Tchad : l'inquiétante absence des filles au Baccalauréat 2026
Au Tchad, les filles restent sous-représentées au Baccalauréat 2026, malgré les efforts pour promouvoir leur éducation. Cette situation souligne les inégalités persistantes dans le système éducatif tchadien.
Par Barra Lutter
À quelques heures du lancement des épreuves du Baccalauréat 2026, les statistiques officielles révèlent une réalité préoccupante : les filles restent largement sous-représentées parmi les candidats. Dans un pays où les femmes constituent la majorité de la population, cet écart soulève une question fondamentale : les politiques en faveur de l'éducation des filles produisent-elles réellement les résultats escomptés ?
Des statistiques qui interpellent
Les épreuves écrites du Baccalauréat 2026 débutent ce lundi 8 juin sur l'ensemble du territoire national.
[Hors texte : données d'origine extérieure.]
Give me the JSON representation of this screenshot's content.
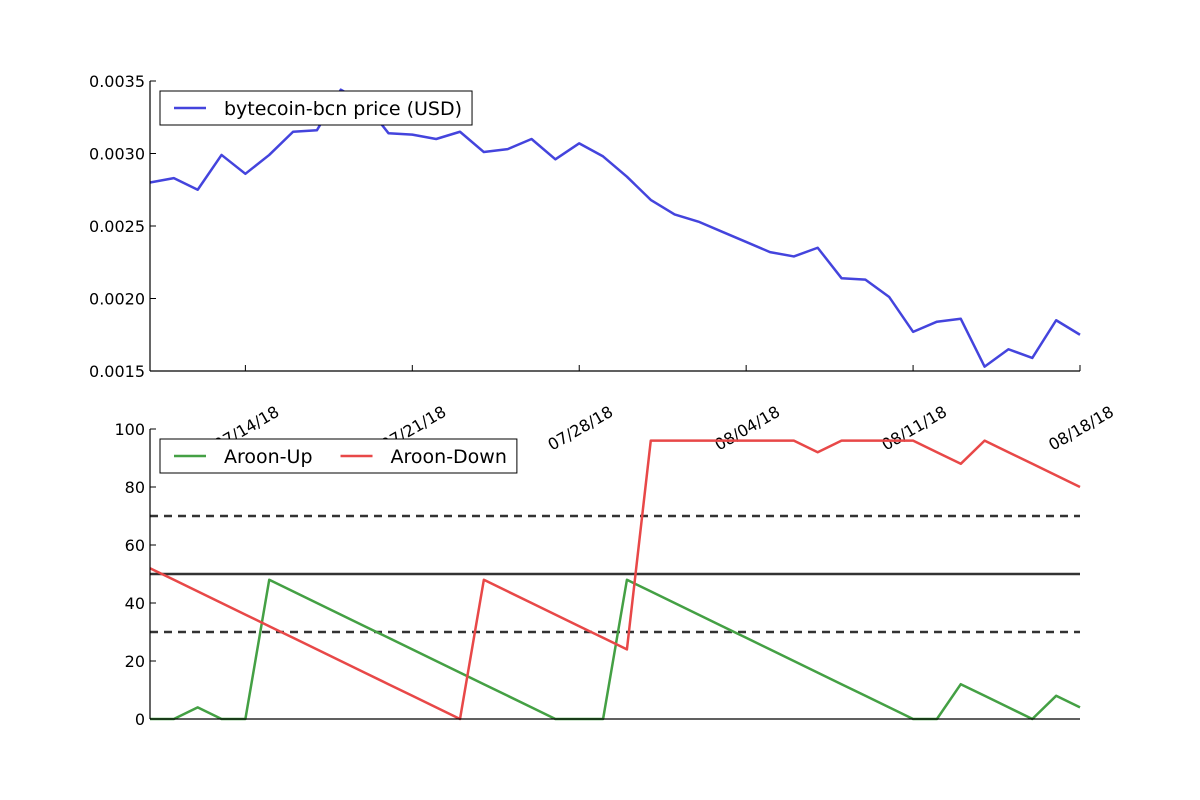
{
  "chart_data": [
    {
      "type": "line",
      "title": "",
      "xlabel": "",
      "ylabel": "",
      "x": [
        "07/10/18",
        "07/11/18",
        "07/12/18",
        "07/13/18",
        "07/14/18",
        "07/15/18",
        "07/16/18",
        "07/17/18",
        "07/18/18",
        "07/19/18",
        "07/20/18",
        "07/21/18",
        "07/22/18",
        "07/23/18",
        "07/24/18",
        "07/25/18",
        "07/26/18",
        "07/27/18",
        "07/28/18",
        "07/29/18",
        "07/30/18",
        "07/31/18",
        "08/01/18",
        "08/02/18",
        "08/03/18",
        "08/04/18",
        "08/05/18",
        "08/06/18",
        "08/07/18",
        "08/08/18",
        "08/09/18",
        "08/10/18",
        "08/11/18",
        "08/12/18",
        "08/13/18",
        "08/14/18",
        "08/15/18",
        "08/16/18",
        "08/17/18",
        "08/18/18"
      ],
      "series": [
        {
          "name": "bytecoin-bcn price (USD)",
          "color": "#4444dd",
          "values": [
            0.0028,
            0.00283,
            0.00275,
            0.00299,
            0.00286,
            0.00299,
            0.00315,
            0.00316,
            0.00344,
            0.00335,
            0.00314,
            0.00313,
            0.0031,
            0.00315,
            0.00301,
            0.00303,
            0.0031,
            0.00296,
            0.00307,
            0.00298,
            0.00284,
            0.00268,
            0.00258,
            0.00253,
            0.00246,
            0.00239,
            0.00232,
            0.00229,
            0.00235,
            0.00214,
            0.00213,
            0.00201,
            0.00177,
            0.00184,
            0.00186,
            0.00153,
            0.00165,
            0.00159,
            0.00185,
            0.00175
          ]
        }
      ],
      "ylim": [
        0.0015,
        0.0035
      ],
      "yticks": [
        "0.0015",
        "0.0020",
        "0.0025",
        "0.0030",
        "0.0035"
      ],
      "xticks": [
        "07/14/18",
        "07/21/18",
        "07/28/18",
        "08/04/18",
        "08/11/18",
        "08/18/18"
      ],
      "legend_position": "top-left",
      "grid": false
    },
    {
      "type": "line",
      "title": "",
      "xlabel": "",
      "ylabel": "",
      "x": [
        "07/10/18",
        "07/11/18",
        "07/12/18",
        "07/13/18",
        "07/14/18",
        "07/15/18",
        "07/16/18",
        "07/17/18",
        "07/18/18",
        "07/19/18",
        "07/20/18",
        "07/21/18",
        "07/22/18",
        "07/23/18",
        "07/24/18",
        "07/25/18",
        "07/26/18",
        "07/27/18",
        "07/28/18",
        "07/29/18",
        "07/30/18",
        "07/31/18",
        "08/01/18",
        "08/02/18",
        "08/03/18",
        "08/04/18",
        "08/05/18",
        "08/06/18",
        "08/07/18",
        "08/08/18",
        "08/09/18",
        "08/10/18",
        "08/11/18",
        "08/12/18",
        "08/13/18",
        "08/14/18",
        "08/15/18",
        "08/16/18",
        "08/17/18",
        "08/18/18"
      ],
      "series": [
        {
          "name": "Aroon-Up",
          "color": "#44a044",
          "values": [
            0,
            0,
            4,
            0,
            0,
            48,
            44,
            40,
            36,
            32,
            28,
            24,
            20,
            16,
            12,
            8,
            4,
            0,
            0,
            0,
            48,
            44,
            40,
            36,
            32,
            28,
            24,
            20,
            16,
            12,
            8,
            4,
            0,
            0,
            12,
            8,
            4,
            0,
            8,
            4
          ]
        },
        {
          "name": "Aroon-Down",
          "color": "#e84848",
          "values": [
            52,
            48,
            44,
            40,
            36,
            32,
            28,
            24,
            20,
            16,
            12,
            8,
            4,
            0,
            48,
            44,
            40,
            36,
            32,
            28,
            24,
            96,
            96,
            96,
            96,
            96,
            96,
            96,
            92,
            96,
            96,
            96,
            96,
            92,
            88,
            96,
            92,
            88,
            84,
            80
          ]
        }
      ],
      "reference_lines": [
        {
          "y": 70,
          "style": "dashed"
        },
        {
          "y": 50,
          "style": "solid"
        },
        {
          "y": 30,
          "style": "dashed"
        }
      ],
      "ylim": [
        0,
        100
      ],
      "yticks": [
        "0",
        "20",
        "40",
        "60",
        "80",
        "100"
      ],
      "legend_position": "top-left",
      "grid": false
    }
  ]
}
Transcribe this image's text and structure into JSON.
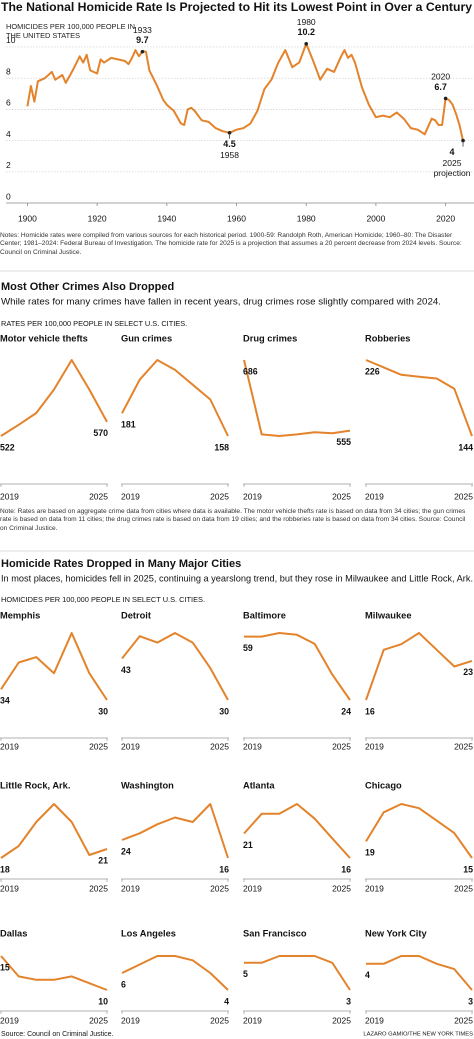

Selon les chiffres communiqués par le président du jury, le Pr Doumpa Mian-Asmbaye, 106 231 candidats prennent part à cette session, dont 60 501 garçons, soit 56,95 %, contre 45 730 filles, représentant 43,05 % des effectifs.
À première vue, ces chiffres traduisent une légère hausse du nombre de candidats par rapport à l'année précédente. Mais derrière cette progression globale se cache une réalité plus dérangeante : près de quinze mille filles de moins que les garçons accèdent à cet examen décisif. Le Baccalauréat 2026 devient ainsi un miroir des inégalités qui traversent encore le système éducatif tchadien.
L'école des filles, une priorité encore théorique
Depuis plusieurs années, les autorités publiques et les partenaires internationaux multiplient les programmes destinés à promouvoir la scolarisation des filles. Pourtant, les résultats peinent à suivre les discours.
Mariages précoces, grossesses en milieu scolaire, pauvreté des ménages, éloignement des établissements et insécurité dans certaines régions continuent d'écarter des milliers de jeunes filles du parcours scolaire. Beaucoup abandonnent avant même d'atteindre le lycée.
Le contraste est saisissant : alors que les femmes représentent environ 52 % de la population nationale, elles ne constituent qu'un peu plus de quatre candidates sur dix au Baccalauréat 2026. Cette situation démontre que les politiques d'éducation des filles n'ont pas encore atteint leur objectif fondamental : garantir une égalité réelle des chances.
Au-delà de la lutte contre la fraude, un défi de société
Les autorités ont raison d'insister sur le respect du règlement, notamment l'interdiction des téléphones portables et des appareils électroniques dans les centres d'examen. Le Baccalauréat 2026 doit rester un concours fondé sur le mérite et la transparence. Mais la véritable urgence ne se limite pas à empêcher la fraude. Elle consiste surtout à faire en sorte que davantage de filles puissent franchir les portes des salles d'examen.
Car le succès du Baccalauréat 2026 ne se mesurera pas uniquement au nombre d'admis. Il se jugera aussi à la capacité du pays à réduire cette fracture éducative entre garçons et filles. Tant que cette inégalité persistera, chaque session du baccalauréat rappellera qu'une partie de la jeunesse tchadienne est encore privée de son droit le plus fondamental : celui d'apprendre et de construire son avenir.